The pediatric rule also stated that sponsors should submit, at least 1 month in advance of the end-of-phase 2 meeting, certain background information, including a proposed timeline for protocol finalization, enrollment, completion, and data analysis, or, in the alternative, information to support a planned request for waiver or deferral. However, on October 17, 2002, the U.S. District Court for the District of Columbia held that the FDA had exceeded its statutory authority when issuing the pediatric rule and the court suspended the rule’s implementation and enjoined its enforcement.

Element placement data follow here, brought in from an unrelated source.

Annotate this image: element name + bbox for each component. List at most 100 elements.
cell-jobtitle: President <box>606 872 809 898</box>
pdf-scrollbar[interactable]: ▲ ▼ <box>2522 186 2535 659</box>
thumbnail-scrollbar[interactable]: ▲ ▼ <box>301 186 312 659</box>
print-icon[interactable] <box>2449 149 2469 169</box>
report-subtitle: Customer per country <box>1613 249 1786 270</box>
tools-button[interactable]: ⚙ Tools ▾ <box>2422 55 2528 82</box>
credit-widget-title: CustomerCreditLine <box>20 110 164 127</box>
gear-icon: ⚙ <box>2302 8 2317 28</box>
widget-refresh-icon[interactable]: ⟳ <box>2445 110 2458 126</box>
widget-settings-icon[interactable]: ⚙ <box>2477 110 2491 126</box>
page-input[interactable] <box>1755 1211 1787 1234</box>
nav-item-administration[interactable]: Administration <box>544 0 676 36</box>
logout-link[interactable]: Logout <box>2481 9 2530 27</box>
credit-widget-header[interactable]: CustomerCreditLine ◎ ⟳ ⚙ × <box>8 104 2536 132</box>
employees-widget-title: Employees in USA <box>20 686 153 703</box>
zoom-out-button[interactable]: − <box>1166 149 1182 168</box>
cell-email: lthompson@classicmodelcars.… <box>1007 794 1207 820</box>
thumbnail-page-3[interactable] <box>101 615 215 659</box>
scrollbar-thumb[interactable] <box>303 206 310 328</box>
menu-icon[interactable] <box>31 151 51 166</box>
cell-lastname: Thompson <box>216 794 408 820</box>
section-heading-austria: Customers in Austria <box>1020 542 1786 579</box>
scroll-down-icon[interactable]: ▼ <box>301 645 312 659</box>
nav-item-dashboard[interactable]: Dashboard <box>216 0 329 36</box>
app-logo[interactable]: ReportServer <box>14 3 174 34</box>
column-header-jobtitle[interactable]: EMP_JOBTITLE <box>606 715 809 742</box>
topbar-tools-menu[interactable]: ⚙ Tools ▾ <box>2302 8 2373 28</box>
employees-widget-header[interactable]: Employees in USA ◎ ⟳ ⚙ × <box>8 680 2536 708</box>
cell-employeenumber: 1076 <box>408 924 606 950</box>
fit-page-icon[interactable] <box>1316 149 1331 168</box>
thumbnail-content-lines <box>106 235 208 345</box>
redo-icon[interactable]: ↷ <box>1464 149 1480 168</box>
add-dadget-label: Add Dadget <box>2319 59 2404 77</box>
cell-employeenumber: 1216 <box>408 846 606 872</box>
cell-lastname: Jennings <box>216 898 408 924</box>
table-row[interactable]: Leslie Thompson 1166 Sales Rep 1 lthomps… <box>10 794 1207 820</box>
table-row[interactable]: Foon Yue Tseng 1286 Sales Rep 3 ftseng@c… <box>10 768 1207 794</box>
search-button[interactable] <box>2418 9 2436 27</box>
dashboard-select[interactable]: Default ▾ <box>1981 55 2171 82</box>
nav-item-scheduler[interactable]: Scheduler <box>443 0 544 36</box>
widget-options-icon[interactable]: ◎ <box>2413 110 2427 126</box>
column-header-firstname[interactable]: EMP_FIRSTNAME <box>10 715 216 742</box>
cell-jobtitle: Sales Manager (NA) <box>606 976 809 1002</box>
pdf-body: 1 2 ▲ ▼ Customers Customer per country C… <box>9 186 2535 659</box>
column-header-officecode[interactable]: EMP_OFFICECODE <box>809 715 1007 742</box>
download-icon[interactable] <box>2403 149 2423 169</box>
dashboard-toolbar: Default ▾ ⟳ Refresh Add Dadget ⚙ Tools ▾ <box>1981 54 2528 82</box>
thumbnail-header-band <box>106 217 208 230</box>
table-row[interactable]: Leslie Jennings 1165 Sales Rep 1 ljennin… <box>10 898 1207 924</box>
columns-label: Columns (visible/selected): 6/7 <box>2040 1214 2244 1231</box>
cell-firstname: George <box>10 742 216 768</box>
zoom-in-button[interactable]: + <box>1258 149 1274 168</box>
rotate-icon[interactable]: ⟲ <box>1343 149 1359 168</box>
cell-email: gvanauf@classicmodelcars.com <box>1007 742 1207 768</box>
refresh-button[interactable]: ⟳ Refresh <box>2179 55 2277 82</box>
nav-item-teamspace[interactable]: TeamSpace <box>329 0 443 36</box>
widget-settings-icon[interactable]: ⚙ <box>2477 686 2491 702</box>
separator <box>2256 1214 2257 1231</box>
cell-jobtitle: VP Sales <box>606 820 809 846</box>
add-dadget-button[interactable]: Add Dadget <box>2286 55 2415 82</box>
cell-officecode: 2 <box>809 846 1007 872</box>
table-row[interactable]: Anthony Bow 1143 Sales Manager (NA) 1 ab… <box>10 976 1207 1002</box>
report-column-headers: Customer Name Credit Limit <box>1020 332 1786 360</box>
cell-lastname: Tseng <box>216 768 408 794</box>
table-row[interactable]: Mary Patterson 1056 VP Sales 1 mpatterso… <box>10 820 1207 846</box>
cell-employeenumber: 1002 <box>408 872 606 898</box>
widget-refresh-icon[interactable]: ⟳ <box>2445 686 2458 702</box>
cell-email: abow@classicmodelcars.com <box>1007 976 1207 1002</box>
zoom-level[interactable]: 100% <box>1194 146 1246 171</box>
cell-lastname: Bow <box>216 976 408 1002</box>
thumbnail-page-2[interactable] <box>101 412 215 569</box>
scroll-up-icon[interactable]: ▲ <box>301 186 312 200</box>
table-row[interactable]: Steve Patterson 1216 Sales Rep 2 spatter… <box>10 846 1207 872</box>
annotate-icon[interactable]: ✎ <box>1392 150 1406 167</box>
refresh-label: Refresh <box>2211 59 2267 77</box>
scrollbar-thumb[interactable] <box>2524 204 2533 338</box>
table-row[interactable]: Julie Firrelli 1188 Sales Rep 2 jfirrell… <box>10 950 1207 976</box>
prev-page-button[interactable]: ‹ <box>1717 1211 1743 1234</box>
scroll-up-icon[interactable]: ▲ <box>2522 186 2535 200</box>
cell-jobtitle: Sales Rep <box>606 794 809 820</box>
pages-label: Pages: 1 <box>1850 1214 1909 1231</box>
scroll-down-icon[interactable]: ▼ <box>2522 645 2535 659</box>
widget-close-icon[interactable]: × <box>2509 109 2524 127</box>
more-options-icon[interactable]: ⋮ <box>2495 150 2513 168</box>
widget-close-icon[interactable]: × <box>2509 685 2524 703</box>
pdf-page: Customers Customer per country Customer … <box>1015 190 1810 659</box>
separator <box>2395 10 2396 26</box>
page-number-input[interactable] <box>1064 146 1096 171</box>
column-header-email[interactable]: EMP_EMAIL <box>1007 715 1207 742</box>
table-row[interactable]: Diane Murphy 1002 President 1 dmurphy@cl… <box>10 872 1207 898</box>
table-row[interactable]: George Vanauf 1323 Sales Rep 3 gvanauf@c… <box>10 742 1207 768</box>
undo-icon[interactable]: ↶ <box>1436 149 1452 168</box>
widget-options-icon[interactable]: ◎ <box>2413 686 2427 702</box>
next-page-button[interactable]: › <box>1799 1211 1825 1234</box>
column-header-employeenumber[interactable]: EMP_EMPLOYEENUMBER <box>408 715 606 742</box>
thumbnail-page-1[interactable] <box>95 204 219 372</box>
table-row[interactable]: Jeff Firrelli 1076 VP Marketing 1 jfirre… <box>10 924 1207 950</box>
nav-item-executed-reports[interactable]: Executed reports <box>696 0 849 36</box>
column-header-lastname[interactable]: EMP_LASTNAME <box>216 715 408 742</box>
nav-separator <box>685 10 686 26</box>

Congress subsequently passed PREA, which was signed into law on December 3, 2003. Many of the provisions described under the pediatric rule were adopted under PREA. Under PREA as originally enacted and under its reauthorization under the Food and Drug Administration Amendments Act of 2007, a proposed timeline and plan for the submission of pediatric studies were not required to be submitted during the investigational new drug application (IND) phase of drug development. Under FDASIA, signed into law on July 9, 2012, for the first time PREA includes a provision that requires sponsors planning to submit an application for a drug subject to PREA to submit an iPSP early in the development process. The intent of the iPSP is to identify needed pediatric studies early in development and begin planning for these studies. The timing and content of the submission of an iPSP are described below. FDASIA requires the FDA to promulgate regulations and issue guidance to implement these and other provisions. The FDA is issuing this guidance and intends to publish a proposed regulation consistent with FDASIA.